Usually spring is a good time to see bears along the shore. They’re hungry, but their favorite foods: berries and salmon aren’t ready yet so they eat sedge grass in the meadows and dig for clams at low tide. We only saw one black bear in almost a week, and he didn’t stay around long.The weather improved and we decided to move over to Thomas Bay for a change of scenery. We saw our friend Ray aboard VIDA – a DeFever hull that has been converted for commercial fishing – he was catching some King salmon for dinner. The ebbing tide carried some good sized ice from the Le Conte Glacier, and we saw this bergy bit with a bald eagle hitching a ride.Thomas Bay is a big bay, originally formed by the Baird Glacier which has retreated quite a distance and left a grand landscape. The view from our anchorage is so pretty by day……and also in the late evening with a little alpenglow.We finally had some clear skies and sunshine so we decided to abandon the boat projects and take some time to play. We put the dinghy in the water and zoomed across the way to check out the waterfall, and then we started heading up-bay to walk around on the gravel bars in front of the glacier. About half-way up the bay the outboard started coming out of the water – the power tilt switch must have shorted in the “up” position! We shut the engine down and disconnected it from the battery, and thought about what to do.
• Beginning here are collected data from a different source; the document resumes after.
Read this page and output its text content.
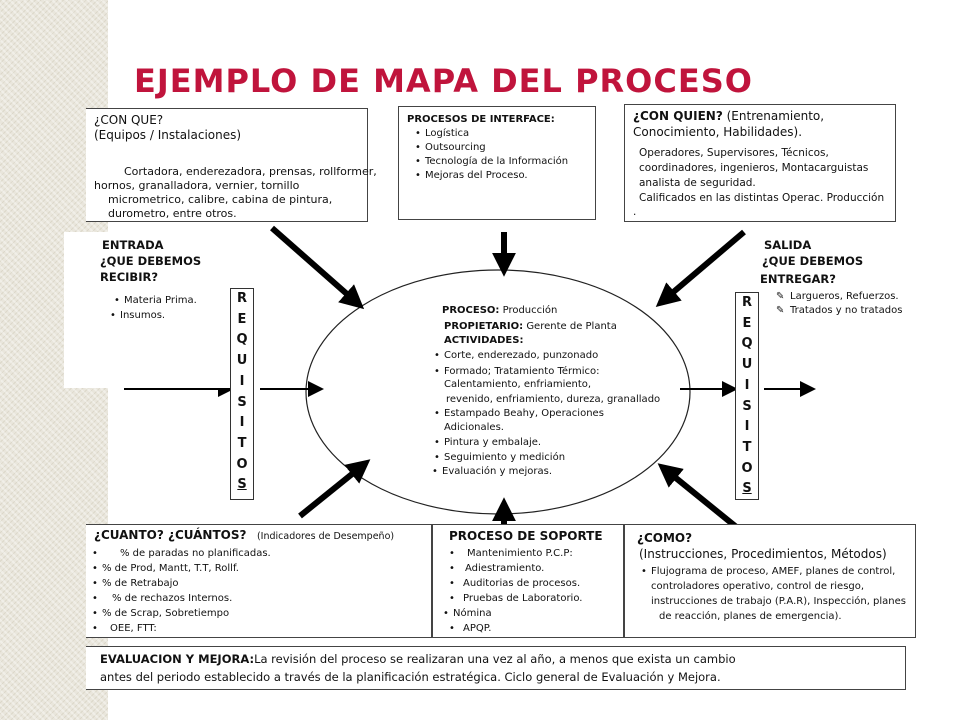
EJEMPLO DE MAPA DEL PROCESO
¿CON QUE?
(Equipos / Instalaciones)
Cortadora, enderezadora, prensas, rollformer,
hornos, granalladora, vernier, tornillo
micrometrico, calibre, cabina de pintura,
durometro, entre otros.
PROCESOS DE INTERFACE:
• Logística
• Outsourcing
• Tecnología de la Información
• Mejoras del Proceso.
¿CON QUIEN? (Entrenamiento,
Conocimiento, Habilidades).
Operadores, Supervisores, Técnicos,
coordinadores, ingenieros, Montacarguistas
analista de seguridad.
Calificados en las distintas Operac. Producción
.
ENTRADA
¿QUE DEBEMOS
RECIBIR?
• Materia Prima.
• Insumos.
R
E
Q
U
I
S
I
T
O
S
R
E
Q
U
I
S
I
T
O
S
SALIDA
¿QUE DEBEMOS
ENTREGAR?
✎ Largueros, Refuerzos.
✎ Tratados y no tratados
PROCESO: Producción
PROPIETARIO: Gerente de Planta
ACTIVIDADES:
• Corte, enderezado, punzonado
• Formado; Tratamiento Térmico:
Calentamiento, enfriamiento,
revenido, enfriamiento, dureza, granallado
• Estampado Beahy, Operaciones
Adicionales.
• Pintura y embalaje.
• Seguimiento y medición
• Evaluación y mejoras.
¿CUANTO? ¿CUÁNTOS? (Indicadores de Desempeño)
• % de paradas no planificadas.
• % de Prod, Mantt, T.T, Rollf.
• % de Retrabajo
• % de rechazos Internos.
• % de Scrap, Sobretiempo
• OEE, FTT:
PROCESO DE SOPORTE
• Mantenimiento P.C.P:
• Adiestramiento.
• Auditorias de procesos.
• Pruebas de Laboratorio.
• Nómina
• APQP.
¿COMO?
(Instrucciones, Procedimientos, Métodos)
• Flujograma de proceso, AMEF, planes de control,
controladores operativo, control de riesgo,
instrucciones de trabajo (P.A.R), Inspección, planes
de reacción, planes de emergencia).
EVALUACION Y MEJORA:La revisión del proceso se realizaran una vez al año, a menos que exista un cambio
antes del periodo establecido a través de la planificación estratégica. Ciclo general de Evaluación y Mejora.
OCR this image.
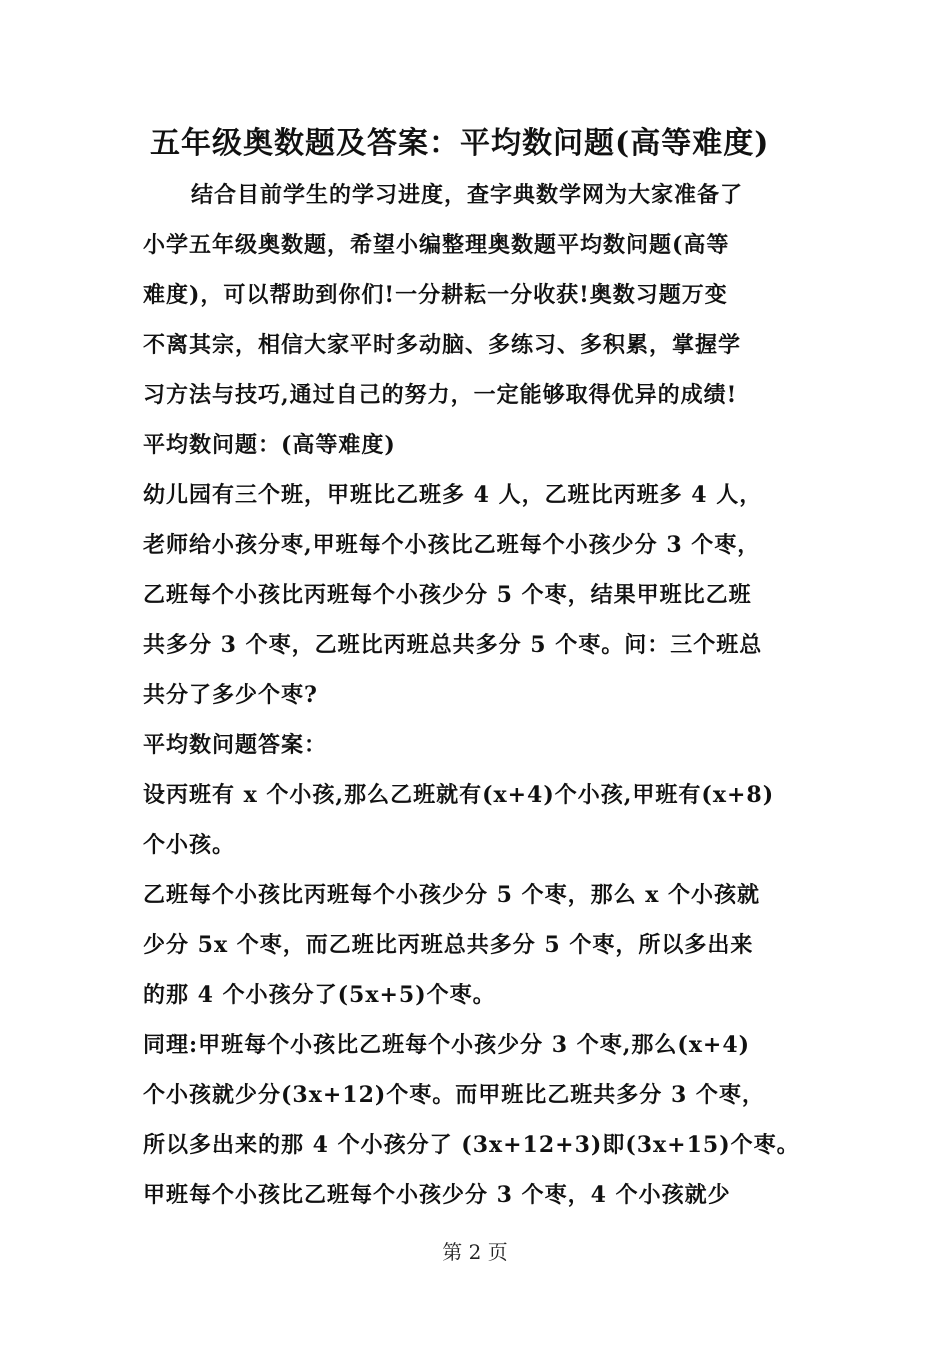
五年级奥数题及答案：平均数问题(高等难度)
结合目前学生的学习进度，查字典数学网为大家准备了
小学五年级奥数题，希望小编整理奥数题平均数问题(高等
难度)，可以帮助到你们!一分耕耘一分收获!奥数习题万变
不离其宗，相信大家平时多动脑、多练习、多积累，掌握学
习方法与技巧,通过自己的努力，一定能够取得优异的成绩!
平均数问题：(高等难度)
幼儿园有三个班，甲班比乙班多 4 人，乙班比丙班多 4 人，
老师给小孩分枣,甲班每个小孩比乙班每个小孩少分 3 个枣，
乙班每个小孩比丙班每个小孩少分 5 个枣，结果甲班比乙班
共多分 3 个枣，乙班比丙班总共多分 5 个枣。问：三个班总
共分了多少个枣?
平均数问题答案：
设丙班有 x 个小孩,那么乙班就有(x+4)个小孩,甲班有(x+8)
个小孩。
乙班每个小孩比丙班每个小孩少分 5 个枣，那么 x 个小孩就
少分 5x 个枣，而乙班比丙班总共多分 5 个枣，所以多出来
的那 4 个小孩分了(5x+5)个枣。
同理:甲班每个小孩比乙班每个小孩少分 3 个枣,那么(x+4)
个小孩就少分(3x+12)个枣。而甲班比乙班共多分 3 个枣，
所以多出来的那 4 个小孩分了 (3x+12+3)即(3x+15)个枣。
甲班每个小孩比乙班每个小孩少分 3 个枣，4 个小孩就少
第 2 页
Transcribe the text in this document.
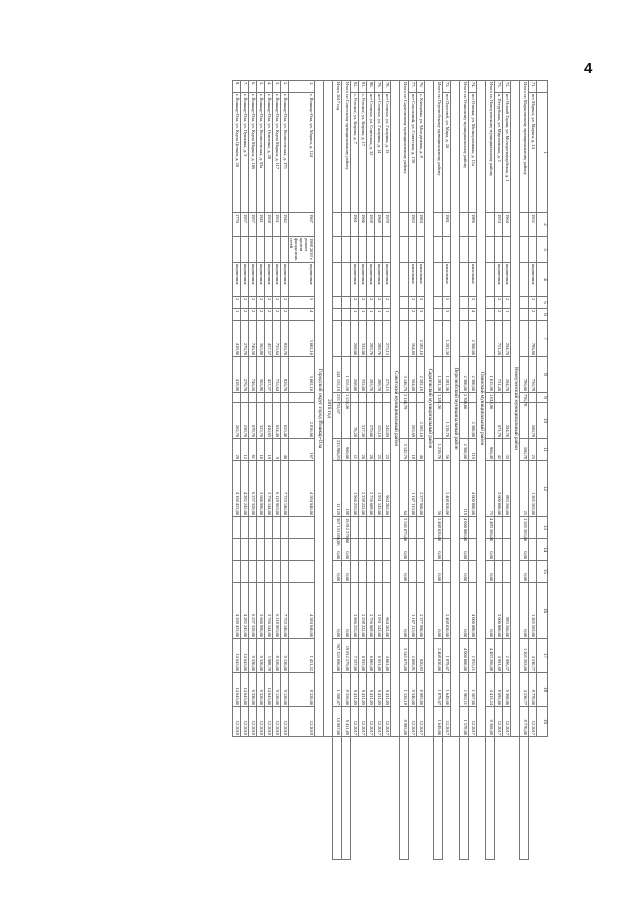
4
	1	2	3	4	5	6	7	8	9	10	11	12	13	14	15	16	17	18	19	
71.	пгт Маркса, ул. Маркса, д. 14	1952		кирпичные	2	2	786,60	736,78		560,78	25	1 205 563,00				1 205 563,00	4 530,77	8 770,00	12.2017	
Итого по Марксовскому муниципальному району								786,60	736,78		560,78	25	1 205 563,00	0,00	0,00	0,00	1 205 563,00	4 530,77	8 770,00	
Новоузенский муниципальный район																				
72.	пгт Новый Тараш, ул. Молодогвардейская, д. 1	1964		кирпичные	2	1	294,70	294,70		294,70	33	883 266,00				883 266,00	2 996,57	9 368,00	12.2017	
73.	п. Петрубская, ул. Мирзоевская, д. 1	1974		кирпичные	2	2	721,20	721,20		671,79	42	3 600 000,00				3 600 000,00	4 991,68	8 695,00	12.2017	
Итого по Новоузенскому муниципальному району								1 015,90	1 015,90		966,49	75	4 483 266,00	0,00	0,00	0,00	4 483 266,00	4 413,24	9 369,00	
Озинский муниципальный район																				
74.	пгт Озинки, ул. Мелиоративная, д. 11а	1986		панельные	5	4	2 300,00	2 300,00		2 300,00	119	4 000 000,00				4 000 000,00	1 835,11	1 507,00	12.2017	
Итого по Озинскому муниципальному району								2 300,00	2 300,00		2 300,00	119	4 000 000,00	0,00	0,00	0,00	4 000 000,00	1 905,11	1 578,00	
Перелюбский муниципальный район																				
75.	пгт Перелюб, ул. Мира, д. 26	1981		панельные	5	3	1 281,30	1 281,30		1 219,70	56	2 408 020,00				2 408 020,00	1 879,67	1 649,00	12.2017	
Итого по Перелюбскому муниципальному району								1 281,30	1 281,30		1 219,70	56	2 408 020,00	0,00	0,00	0,00	2 408 020,00	1 879,67	1 649,00	
Саратовский муниципальный район																				
76.	с. Клещевка, ул. Молодёжная, д. 8	1984		панельные	5	3	2 582,10	2 582,10		2 582,10	46	2 377 960,00				2 377 960,00	920,93	8 985,00	12.2017	
77.	пгт Соколовый, ул. Советская, д. 139	1963		панельные	2	2	564,69	564,69		563,69	18	1 167 115,00				1 167 115,00	2 066,81	9 540,00	12.2017	
Итого по Саратовскому муниципальному району								3 146,79	3 146,79		3 145,79	64	3 545 075,00	0,00	0,00	0,00	3 545 075,00	1 126,18	8 985,00	
Советский муниципальный район																				
78.	пгт Степное, ул. Гагарина, д. 13	1978		кирпичные	2	1	273,15	273,15		242,09	22	964 202,00				964 202,00	4 001,00	9 411,09	12.2017	
79.	пгт Степное, ул. Гагарина, д. 14	1968		кирпичные	2	1	288,70	288,70		155,19	25	1 931 143,00				1 931 143,00	6 951,00	9 411,09	12.2017	
80.	пгт Степное, ул. Советская, д. 32	1958		кирпичные	2	1	293,70	293,70		279,00	20	2 756 608,00				2 756 608,00	6 005,00	9 411,09	12.2017	
81.	с. Розовое, ул. Кирова, д. 17	1960		кирпичные	2	1	332,00	332,00		317,30	26	2 238 222,00				2 238 222,00	6 935,00	9 411,09	12.2017	
82.	с. Розовое, ул. Кирова, д. 7	1961		кирпичные	2	1	268,00	268,00		76,20	11	1 966 255,00				1 966 255,00	7 337,00	9 411,09	12.2017	
Итого по Советскому муниципальному району								1 555,50	1 555,50		960,00	188	19 812 279,00	0,00	0,00	0,00	19 812 279,00	8 556,00	9 411,09	
Итого 2017 год								241 155,19	233 755,67		213 806,83	11 129	367 153 096,00	0,00	0,00	0,00	367 153 096,00	1 168,67	14 997,00	
2018 год																				
Городской округ город Йошкар-Ола																				
1.	г. Йошкар-Ола, ул. Маркса, д. 124	1967	1998 2018 г. ремонт кровли фасада инж. сетей	кирпичные	5	4	3 002,10	3 002,10		2 816,60	167	4 584 940,00				4 584 940,00	1 421,52	8 520,00	12.2018	
2.	г. Йошкар-Ола, ул. Вознесенская, д. 175	1942		кирпичные	2	2	826,70	826,70		655,40	46	7 753 146,00				7 753 146,00	9 120,00	9 120,00	12.2018	
3.	г. Йошкар-Ола, ул. Карла Маркса, д. 117	1951		кирпичные	2	2	735,64	735,64		634,49	9	6 118 963,00				6 118 963,00	8 320,00	9 120,00	12.2018	
4.	г. Йошкар-Ола, ул. Осипенко, д. 20	1958		кирпичные	2	2	457,57	457,57		410,93	19	3 750 144,00				3 750 144,00	5 988,78	14 645,00	12.2018	
5.	г. Йошкар-Ола, ул. Вознесенская, д. 93а	1941		кирпичные	2	2	365,80	365,80		325,70	10	3 660 996,00				3 660 996,00	9 320,00	9 320,00	12.2018	
6.	г. Йошкар-Ола, ул. Карла Маркса, д. 106	1957		кирпичные	2	2	746,50	746,50		678,70	61	6 237 329,00				6 237 329,00	9 330,00	9 330,00	12.2018	
7.	г. Йошкар-Ола, ул. Пушкина, д. 3	1957		кирпичные	2	2	276,70	276,70		238,70	12	4 282 245,00				4 282 245,00	14 645,00	14 645,00	12.2018	
8.	г. Йошкар-Ола, ул. Карла Цеткин, д. 20	1779		кирпичные	2	1	418,90	418,90		262,70	29	4 169 453,00				4 169 453,00	14 645,00	14 645,00	12.2018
We didn’t see any other boats around to hail on a hand-held radio. We could have torn into the engine to see what we could do, but with it tilted all the way up that wasn’t going to be easy. It was a gorgeous day with no wind, so we decided to get some exercise and just paddle the dinghy back to ADVENTURES. The dink (“Beastie”) weighs about 600 lbs and it’s too wide to row with oars, so it takes two people, each sitting on one of the tubes to paddle it with canoe paddles. 90 minutes later we were back aboard and Jim was able to disconnect the offending switch. An adventure!
Once my arms recovered I got out in the kayak and found some nice birds in a back bay accessible at high tide.Barrows goldeneye ducks were cruising around, and I was able to sneak up on this dowitcher and get pretty close.Eagles and arctic terns were plentiful, and we also saw all three types of loons: common, pacific, and red-throated. The loons often stay a bit far to photograph easily, but the eagles are accommodating.Even the black-tailed deer were brave, and I could drift fairly close to a pair that came out of the woods, sniffed around the shoreline, and then wandered through the wildflowers back into the trees.Just to top off the shakedown cruise, we had a short visit from friends on ADVENTURES’ sister ship – GOT THE FEVER. The two boats were built in the same year in the same yard, and we’ve cruised with GTF to Nova Scotia with the previous owners. The current owners shipped her out here and are cruising with their young sons. We’re just sorry we didn’t get more time to spend with them, but it was a nice surprise to see them again.
It was hard to leave the bay, but it was time to get back to town to order a few parts, see the dentist, and to enjoy the Little Norway Festival – which Petersburg celebrates in style!